Kelly shivered. There was no physical reason for it. The room wasn’t cold and he wasn’t ill. He remembered his mother’s old saying, that somebody had walked over his grave. Maybe they had. Kelly could think of one hell of a lot of folk who might like to.

Just before nine he called Karen Meadows. She was another one he had to use his best persuasion techniques on. He really needed her help. He also suddenly wanted very much to know what progress she had made, if any, during the six days since Moira had died.

‘I didn’t expect to hear from you today,’ she said.

‘No, well, I guess we all just try to carry on,’ responded Kelly. He thought he sounded trite and pathetic at the same time.

‘Yes, I guess we do.’ At least he could rely on Karen Meadows not to be judgemental, thought Kelly. It was perhaps a strange asset for a police officer. Kelly was not sure that he had ever been aware of her passing any kind of personal judgement on anyone.

‘I wanted to talk about Hangridge,’ he said bluntly.

‘Today? Are you sure?’ She was being quite gentle with him. By her standards, certainly. He appreciated it.

‘Absolutely sure,’ he said.

‘OK, I was going to call you tomorrow, anyway. I just didn’t want to bother you the day after the funeral, but I do need to talk to you.’

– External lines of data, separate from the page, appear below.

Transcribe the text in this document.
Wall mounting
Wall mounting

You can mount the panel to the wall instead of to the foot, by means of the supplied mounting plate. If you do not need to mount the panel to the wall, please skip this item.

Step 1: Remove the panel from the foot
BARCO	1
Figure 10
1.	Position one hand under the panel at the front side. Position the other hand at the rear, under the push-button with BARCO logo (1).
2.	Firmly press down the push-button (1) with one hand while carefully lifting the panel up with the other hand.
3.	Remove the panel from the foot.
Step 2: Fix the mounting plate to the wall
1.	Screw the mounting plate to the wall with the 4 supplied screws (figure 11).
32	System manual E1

That made Karen Meadows the second woman to surprise him that morning. And he had still not had breakfast. She had not been ready to give much away the last time they had met. All that stuff about
procedure and protocol. Something must have happened. Something that had changed her mind, made her actually want to talk to him.

‘I just wondered how you’ve been getting on with it, and if—’ he began.

‘No,’ she interrupted swiftly. ‘Not on the phone. Can you meet me this evening?’

‘Of course. The pub? Or do you want to go for something to eat …’

‘No. My place. About half past seven. We need to talk in private.’

Kelly felt a burst of adrenaline coursing through his veins. This was out of character. What did it mean? What was going on?

He agreed at once and Karen then ended the call with the abruptness he was used to, which he was actually rather more comfortable with than her earlier gentle approach. He finished his tea, wolfed down a bowl of cornflakes and then tried the Connellys’ number again. This time Neil Connelly himself answered promptly. Maybe the family had been having a lie-in. Kelly doubted they had been sleeping well. He knew all about not sleeping well.